$30
The purpose of this problem set is to practice the classification model: Support Vector Machine (SVM).
Overview
In this project, we try to build a SVM classifier that can identify the gender of a crab from its physical measurements. For every crab, there are six physical features: species, front-allip, rear- width, length, width and depth. You will need to train a binary SVM model from a set of training samples, and apply this model over the testing samples to evaluate its performance.
The dataset is provided in the file ‘crab.csv’, including 200 samples with gender labels (1: male, -1: female).
Step-1: Load data from ‘crab.csv’ to get feature matrix X and label vector Y. X is of 6 by 200 dimension, where each column represents a crab sample. The matrix Y is of 1 by 200 dimension, including the related gender labels (1 or -1).
Step-2: Randomly divide the training set into two EVEN subsets: use one for training your model, and another for validation. You will need to implement your codes to do such random splitting. This step includes the “placeholder 1: training/validation”.
Note that, you will need to use the same training/validation/testing splitting (steps 1 and 2) while evaluating different models in the later steps – you can either store and load the splitting data, or make sure all model selection processes are performed with the exactly same training/validation.
Step-3: Select the optimal model parameters using validation samples. You will need to consider the parameter C (the weighting parameters), kernel types (linear or others) and kernel parameters (if applicable). Please try as many parameters as you can to get the best result. In particular, you will need to generate two figures (in placeholders 2 and 3)

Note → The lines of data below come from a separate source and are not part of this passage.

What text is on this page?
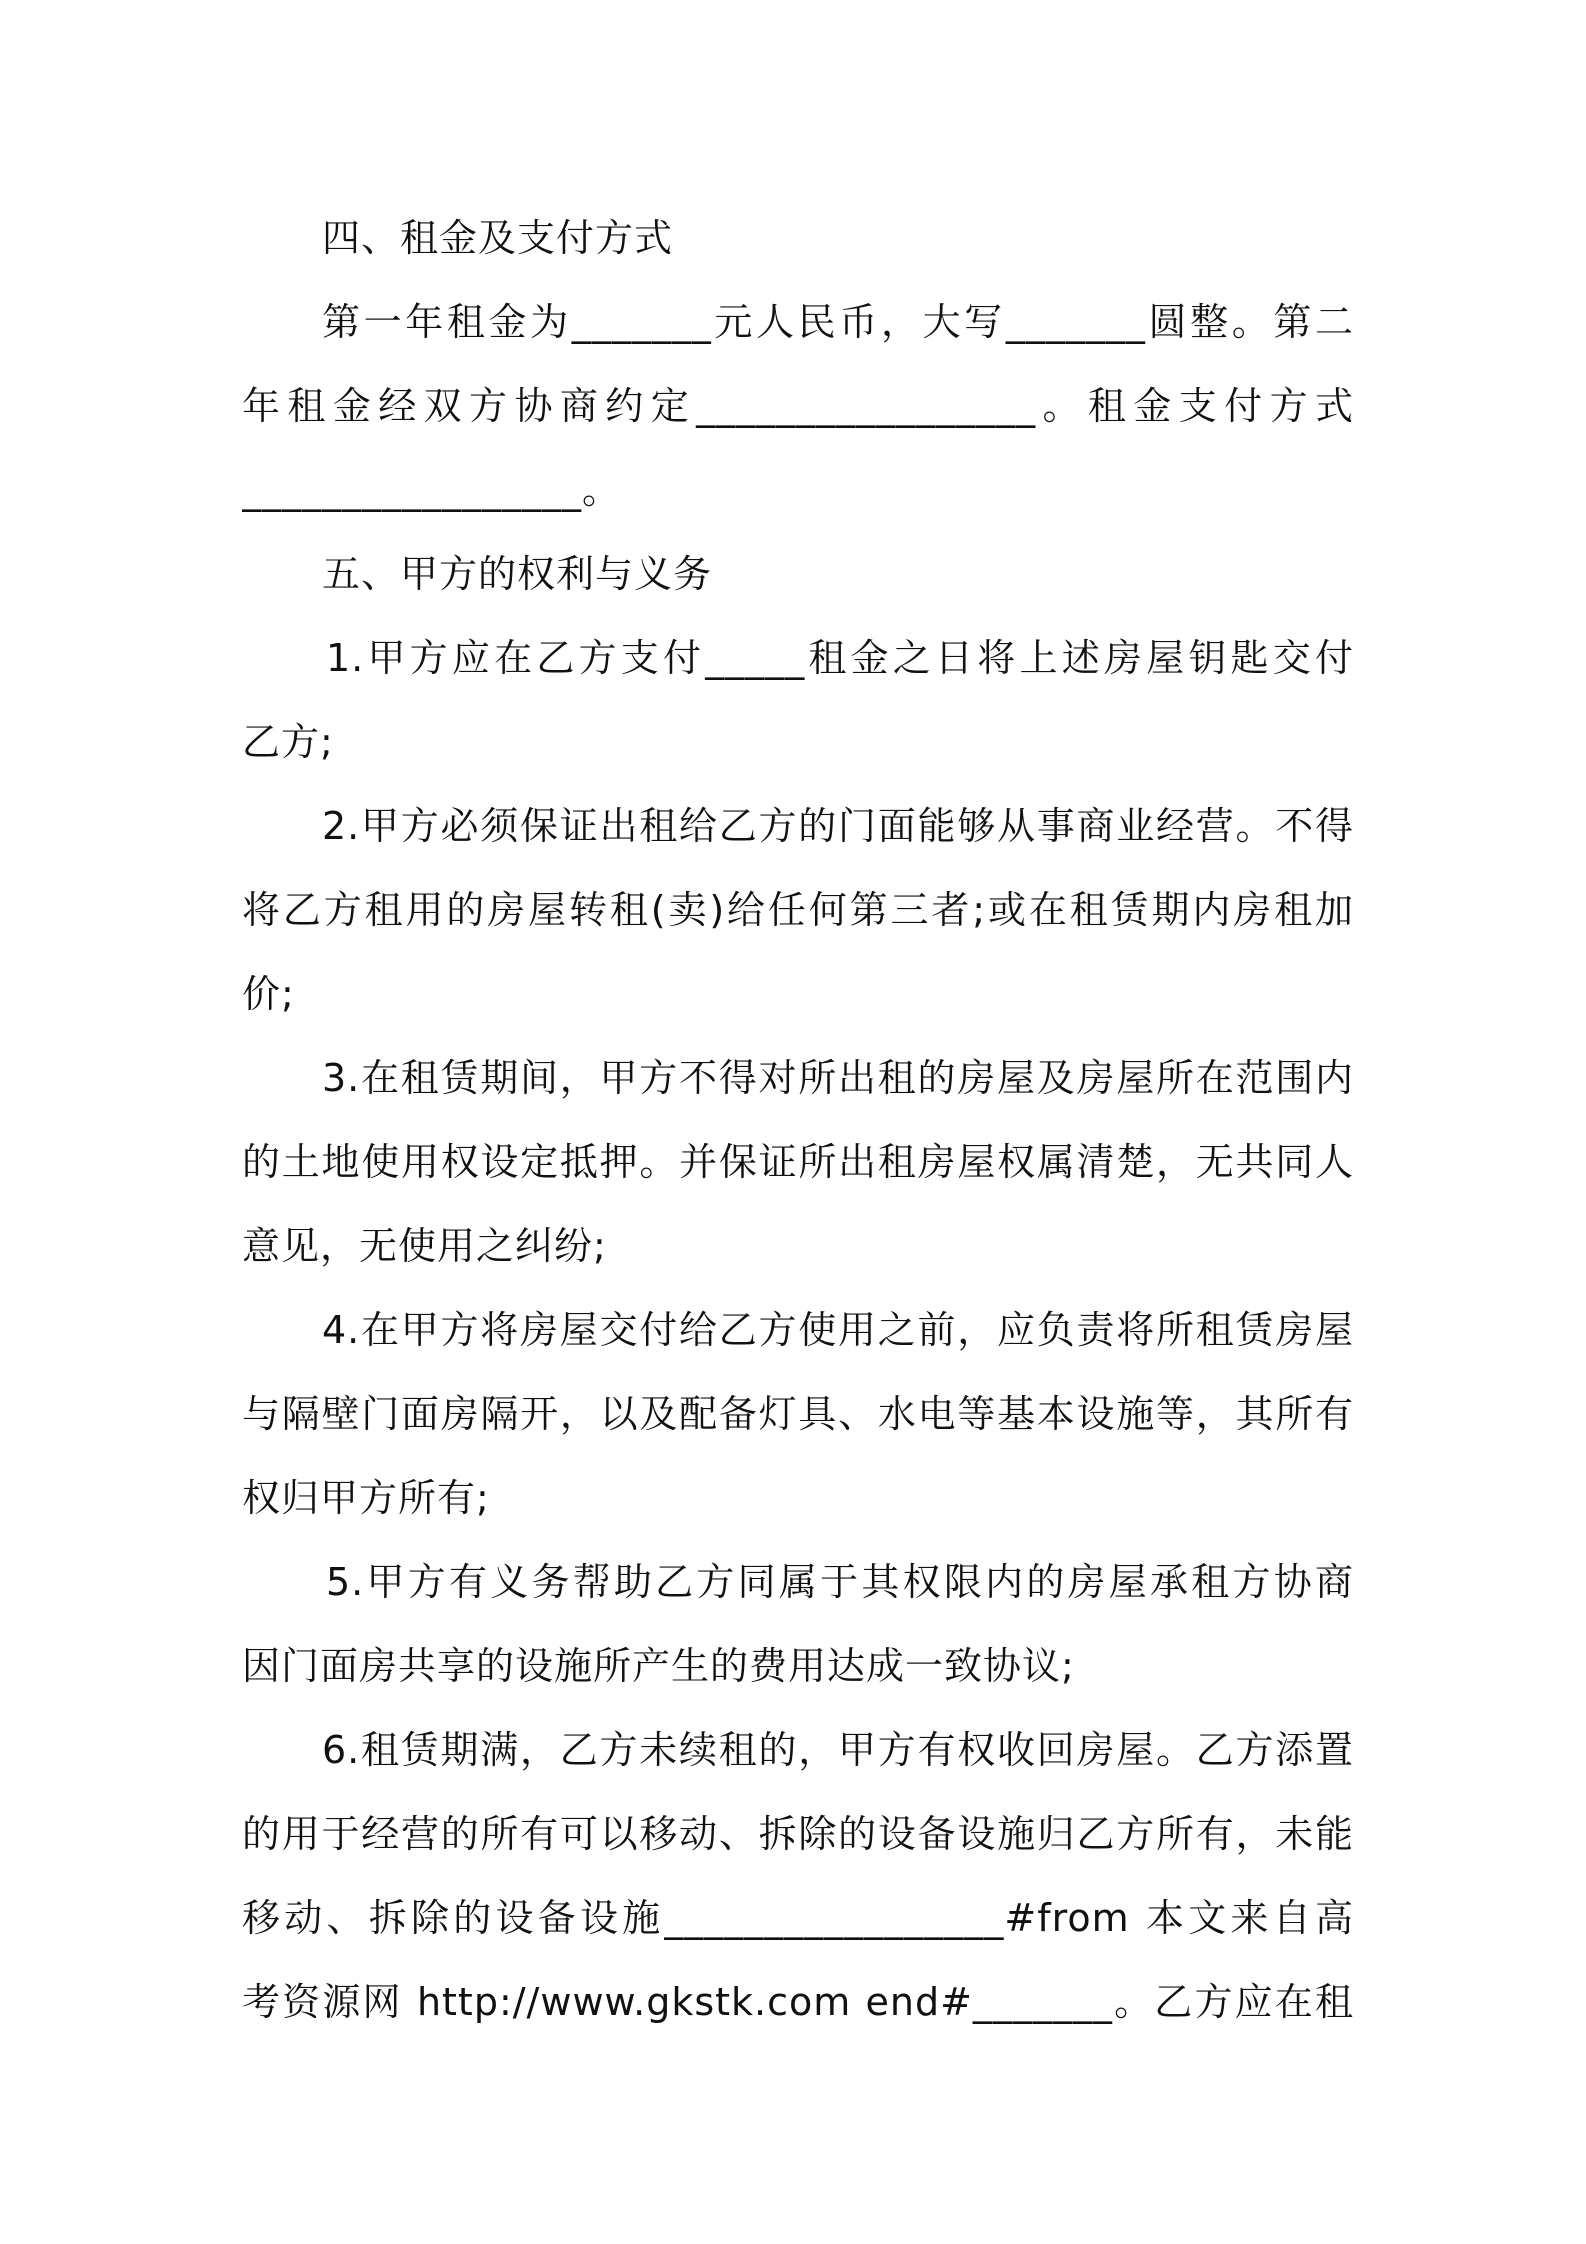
四、租金及支付方式
第一年租金为_______元人民币，大写_______圆整。第二
年租金经双方协商约定_________________。租金支付方式
_________________。
五、甲方的权利与义务
1.甲方应在乙方支付_____租金之日将上述房屋钥匙交付
乙方;
2.甲方必须保证出租给乙方的门面能够从事商业经营。不得
将乙方租用的房屋转租(卖)给任何第三者;或在租赁期内房租加
价;
3.在租赁期间，甲方不得对所出租的房屋及房屋所在范围内
的土地使用权设定抵押。并保证所出租房屋权属清楚，无共同人
意见，无使用之纠纷;
4.在甲方将房屋交付给乙方使用之前，应负责将所租赁房屋
与隔壁门面房隔开，以及配备灯具、水电等基本设施等，其所有
权归甲方所有;
5.甲方有义务帮助乙方同属于其权限内的房屋承租方协商
因门面房共享的设施所产生的费用达成一致协议;
6.租赁期满，乙方未续租的，甲方有权收回房屋。乙方添置
的用于经营的所有可以移动、拆除的设备设施归乙方所有，未能
移动、拆除的设备设施_________________#from 本文来自高
考资源网 http://www.gkstk.com end#_______。乙方应在租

Figure 1: Selection of Cs. Please use different C (e.g., 2, 4, 6, 10) to train the SVM classifier (with other hyper-parameter fixed). For each classifier, calculate its validation error rate (number of misclassified samples over the total number of validation samples). With these results, please generate the following figure where the horizontal direction represents different values of C, and the vertical direction represents validation errors. Use at least 3 different values for C.
Figure 2: selection of kernels Plot the validation errors while using linear, RBF kernel, or Polynomial kernel (with other hyper-parameters fixed);
Step-4: Select the best hyper-parameters (C, kernel types, etc.) and apply them over the testing subset. You may write a script to do the selection, or manually pick up the hyper-parameters based on your results. To do the latter, you might run steps 1 to 3 while temporarily commenting step-4 and step-5.
Step-5: evaluate your results using confusion matrix and other metrics, including accuracy, precision and recall rates. Analyze your results through visualizing both success and failure examples. Include 5 success examples and 5 failure examples in your report.